Update your buyer personas
Life has become much more challenging and uncertain for many buyers. They are focused on themselves and surviving in their role, but they are being bombarded by sales people delivering generic, product-centric sales pitches.
Now more than ever, buyers need to feel that they have been chosen for the right reasons and that the sales approach has been tailored to them specifically. That requires a deep, psychographic buyer persona.
Key to getting there is to switch perspective and look at the world through their eyes. When we do that, the right way to message becomes clearer. Make sure that your sales people can answer the following questions for each of the buyers in their pipeline- if they can’t, consider that opportunity at risk:
- What do they spend their time doing?
- What are the results they care about?
- What are the challenges that you can help with?

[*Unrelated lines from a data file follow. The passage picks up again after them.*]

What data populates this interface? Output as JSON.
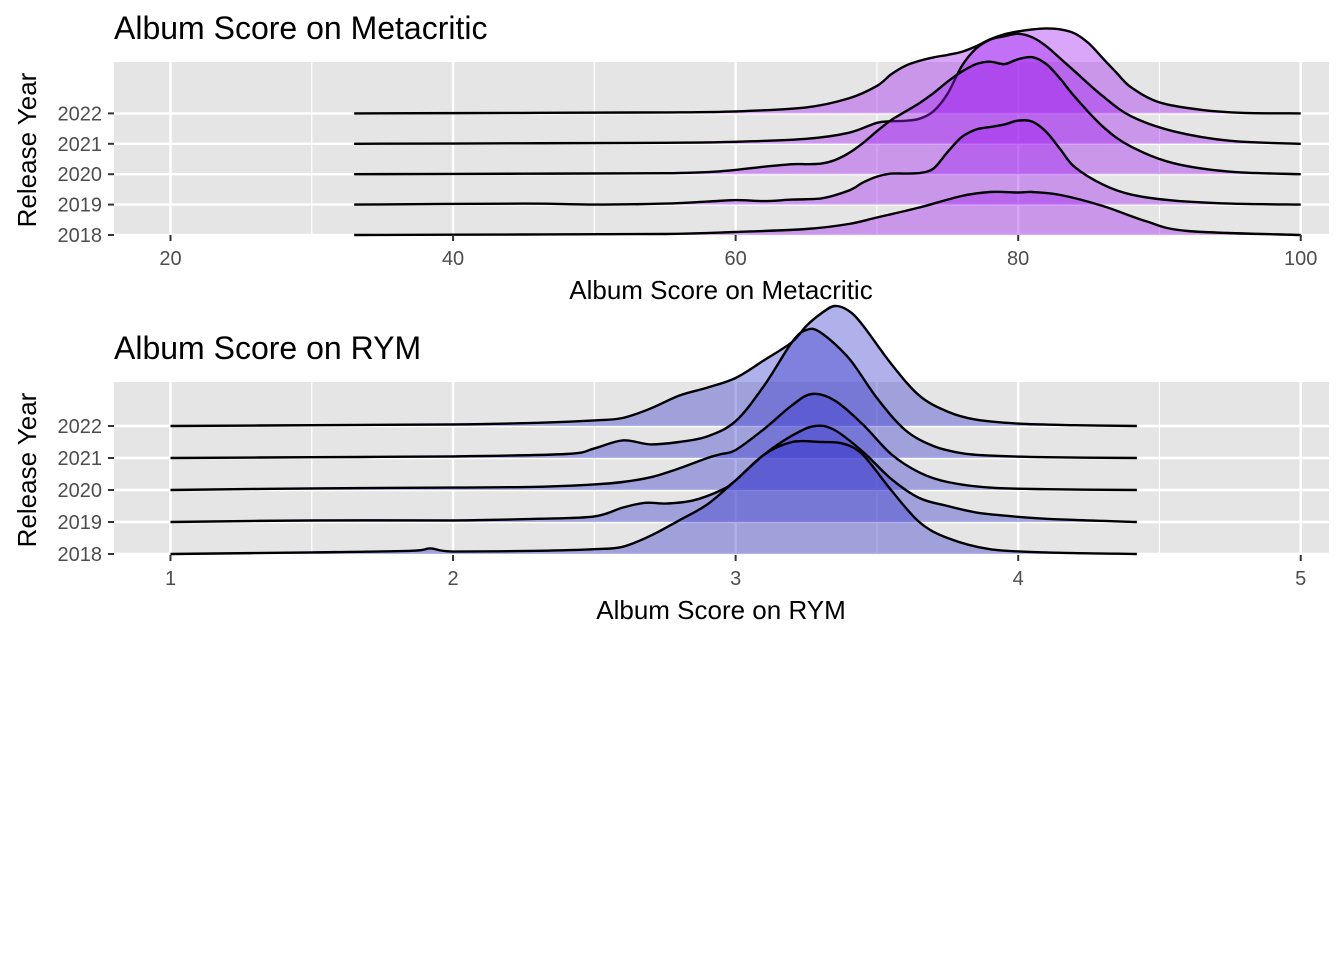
{
  "colors": {
    "panel_bg": "#E5E5E5",
    "grid": "#FFFFFF",
    "ridge_line": "#000000",
    "fill_metacritic": "#A020F0",
    "fill_rym": "#3A3ACD"
  },
  "chart_data": [
    {
      "type": "ridgeline",
      "title": "Album Score on Metacritic",
      "xlabel": "Album Score on Metacritic",
      "ylabel": "Release Year",
      "xlim": [
        16,
        102
      ],
      "x_ticks": [
        20,
        40,
        60,
        80,
        100
      ],
      "x_tick_labels": [
        "20",
        "40",
        "60",
        "80",
        "100"
      ],
      "categories": [
        "2018",
        "2019",
        "2020",
        "2021",
        "2022"
      ],
      "grid": true,
      "legend": "none",
      "fill_color": "#A020F0",
      "series": [
        {
          "name": "2018",
          "x": [
            33,
            45,
            55,
            60,
            65,
            68,
            70,
            73,
            76,
            78,
            80,
            81,
            83,
            86,
            89,
            92,
            100
          ],
          "density": [
            0,
            0.01,
            0.02,
            0.06,
            0.12,
            0.22,
            0.35,
            0.55,
            0.78,
            0.86,
            0.85,
            0.86,
            0.8,
            0.58,
            0.28,
            0.08,
            0
          ]
        },
        {
          "name": "2019",
          "x": [
            33,
            45,
            50,
            55,
            58,
            60,
            62,
            64,
            66,
            68,
            69,
            70,
            71,
            72,
            73,
            74,
            75,
            76,
            77,
            78,
            79,
            80,
            81,
            82,
            83,
            84,
            86,
            88,
            91,
            95,
            100
          ],
          "density": [
            0,
            0.02,
            0,
            0.02,
            0.06,
            0.09,
            0.07,
            0.1,
            0.12,
            0.28,
            0.44,
            0.56,
            0.62,
            0.62,
            0.63,
            0.72,
            1.05,
            1.35,
            1.5,
            1.55,
            1.6,
            1.68,
            1.66,
            1.45,
            1.1,
            0.75,
            0.4,
            0.2,
            0.08,
            0.02,
            0
          ]
        },
        {
          "name": "2020",
          "x": [
            33,
            45,
            55,
            59,
            62,
            64,
            65,
            66,
            67,
            68,
            69,
            70,
            71,
            72,
            73,
            74,
            75,
            76,
            77,
            78,
            79,
            80,
            81,
            82,
            83,
            84,
            86,
            88,
            91,
            95,
            100
          ],
          "density": [
            0,
            0.01,
            0.02,
            0.06,
            0.15,
            0.2,
            0.2,
            0.21,
            0.28,
            0.42,
            0.62,
            0.86,
            1.08,
            1.25,
            1.42,
            1.62,
            1.85,
            2.05,
            2.2,
            2.25,
            2.2,
            2.3,
            2.34,
            2.2,
            1.9,
            1.55,
            0.95,
            0.55,
            0.22,
            0.05,
            0
          ]
        },
        {
          "name": "2021",
          "x": [
            33,
            45,
            55,
            60,
            65,
            68,
            70,
            71,
            72,
            73,
            74,
            75,
            76,
            77,
            78,
            79,
            80,
            81,
            82,
            83,
            84,
            86,
            88,
            91,
            95,
            100
          ],
          "density": [
            0,
            0.01,
            0.02,
            0.04,
            0.1,
            0.22,
            0.42,
            0.45,
            0.46,
            0.5,
            0.65,
            1.0,
            1.55,
            1.9,
            2.08,
            2.15,
            2.2,
            2.13,
            1.95,
            1.7,
            1.45,
            0.95,
            0.55,
            0.25,
            0.06,
            0
          ]
        },
        {
          "name": "2022",
          "x": [
            33,
            45,
            55,
            60,
            65,
            68,
            70,
            71,
            72,
            73,
            74,
            75,
            76,
            77,
            78,
            79,
            80,
            81,
            82,
            83,
            84,
            85,
            86,
            87,
            88,
            90,
            93,
            96,
            100
          ],
          "density": [
            0,
            0.01,
            0.02,
            0.04,
            0.12,
            0.3,
            0.55,
            0.78,
            0.95,
            1.05,
            1.12,
            1.17,
            1.23,
            1.34,
            1.48,
            1.58,
            1.64,
            1.68,
            1.7,
            1.68,
            1.6,
            1.4,
            1.1,
            0.8,
            0.52,
            0.22,
            0.07,
            0.01,
            0
          ]
        }
      ]
    },
    {
      "type": "ridgeline",
      "title": "Album Score on RYM",
      "xlabel": "Album Score on RYM",
      "ylabel": "Release Year",
      "xlim": [
        0.8,
        5.1
      ],
      "x_ticks": [
        1,
        2,
        3,
        4,
        5
      ],
      "x_tick_labels": [
        "1",
        "2",
        "3",
        "4",
        "5"
      ],
      "categories": [
        "2018",
        "2019",
        "2020",
        "2021",
        "2022"
      ],
      "grid": true,
      "legend": "none",
      "fill_color": "#3A3ACD",
      "series": [
        {
          "name": "2018",
          "x": [
            1.0,
            1.5,
            1.85,
            1.92,
            2.0,
            2.3,
            2.5,
            2.6,
            2.7,
            2.8,
            2.9,
            3.0,
            3.1,
            3.2,
            3.3,
            3.38,
            3.45,
            3.55,
            3.65,
            3.75,
            3.9,
            4.1,
            4.42
          ],
          "density": [
            0,
            0.02,
            0.04,
            0.07,
            0.03,
            0.04,
            0.06,
            0.09,
            0.23,
            0.42,
            0.62,
            0.92,
            1.24,
            1.4,
            1.4,
            1.38,
            1.24,
            0.8,
            0.4,
            0.2,
            0.06,
            0.02,
            0
          ]
        },
        {
          "name": "2019",
          "x": [
            1.0,
            1.5,
            2.0,
            2.3,
            2.5,
            2.6,
            2.68,
            2.75,
            2.85,
            2.95,
            3.0,
            3.1,
            3.2,
            3.28,
            3.35,
            3.45,
            3.55,
            3.65,
            3.75,
            3.85,
            3.95,
            4.1,
            4.42
          ],
          "density": [
            0,
            0.02,
            0.02,
            0.04,
            0.07,
            0.18,
            0.24,
            0.23,
            0.27,
            0.4,
            0.52,
            0.84,
            1.08,
            1.2,
            1.15,
            0.88,
            0.54,
            0.3,
            0.2,
            0.12,
            0.08,
            0.04,
            0
          ]
        },
        {
          "name": "2020",
          "x": [
            1.0,
            1.5,
            2.0,
            2.3,
            2.5,
            2.6,
            2.7,
            2.8,
            2.9,
            2.95,
            3.0,
            3.1,
            3.2,
            3.27,
            3.35,
            3.45,
            3.55,
            3.65,
            3.75,
            3.9,
            4.1,
            4.42
          ],
          "density": [
            0,
            0.02,
            0.03,
            0.04,
            0.07,
            0.1,
            0.16,
            0.27,
            0.4,
            0.45,
            0.5,
            0.76,
            1.06,
            1.2,
            1.12,
            0.82,
            0.45,
            0.22,
            0.1,
            0.03,
            0.01,
            0
          ]
        },
        {
          "name": "2021",
          "x": [
            1.0,
            1.5,
            2.0,
            2.4,
            2.5,
            2.6,
            2.7,
            2.8,
            2.9,
            3.0,
            3.1,
            3.2,
            3.25,
            3.3,
            3.4,
            3.5,
            3.6,
            3.7,
            3.8,
            3.9,
            4.1,
            4.42
          ],
          "density": [
            0,
            0.01,
            0.02,
            0.05,
            0.12,
            0.22,
            0.17,
            0.2,
            0.27,
            0.46,
            0.9,
            1.45,
            1.6,
            1.57,
            1.25,
            0.75,
            0.35,
            0.15,
            0.06,
            0.03,
            0.01,
            0
          ]
        },
        {
          "name": "2022",
          "x": [
            1.0,
            1.5,
            2.0,
            2.3,
            2.5,
            2.6,
            2.7,
            2.8,
            2.9,
            3.0,
            3.1,
            3.2,
            3.25,
            3.3,
            3.35,
            3.4,
            3.45,
            3.55,
            3.65,
            3.75,
            3.85,
            4.0,
            4.2,
            4.42
          ],
          "density": [
            0,
            0.01,
            0.02,
            0.04,
            0.07,
            0.1,
            0.22,
            0.38,
            0.48,
            0.6,
            0.82,
            1.05,
            1.25,
            1.4,
            1.5,
            1.44,
            1.26,
            0.78,
            0.38,
            0.18,
            0.08,
            0.03,
            0.01,
            0
          ]
        }
      ]
    }
  ]
}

- How they make decisions?
- What criteria do they care about?
Understand the ‘Why’
The truth is that buyers have never been particularly interested in us or what we sell. Not least because, for them, technology solutions often sound the same. In fact, according to the CEB, 86% of buyers don’t see a big enough difference between what you’re selling and what your closest competitor is selling to pay a premium or to advocate for it internally. A concept called the ‘Golden Circle’ is a great way to consider how salespeople can position themselves with buyers. Simon Sinek created the idea, based around the concept that the leading companies in the world messaged to their audience in a far more powerful and totally different way than anyone else. This concept is super relevant to our industry. Tech sales people have a habit of spending way too much time telling clients what their solution does, when, according to Sinek: “People don’t buy what you do, they buy why you do it”. What buyers have always cared about, is finding solutions to the challenges that they’re facing, so, showing that you understand the challenges that buyers are facing and linking that to why you exist should be where your messaging starts.
Lead to your differentiation
Making sure that a buyer knows why you are the only choice is obvious, but the way to achieve this with the most impact is a little counter-intuitive. Your sales people will know your differentiators and USP’s are and they probably shout about them all the time; however, from the buyer’s perspective, how much do they care? You may have the best functionality, but do they need it all? You may have the longest established brand, but maybe they want to be perceived as modern and innovative? Suddenly your differentiator is not as powerful, or, at worst, it puts them off.
If a buyer is not looking for a company who does something different in the way that only you do, then it is unlikely that your differentiator is going to cut through. The strongest sales people focus on helping the buyer choose in a certain way, before revealing that they are the only (or best-placed) solution to fit with these criteria. They teach the client what they need, before showing them why they are the only fit.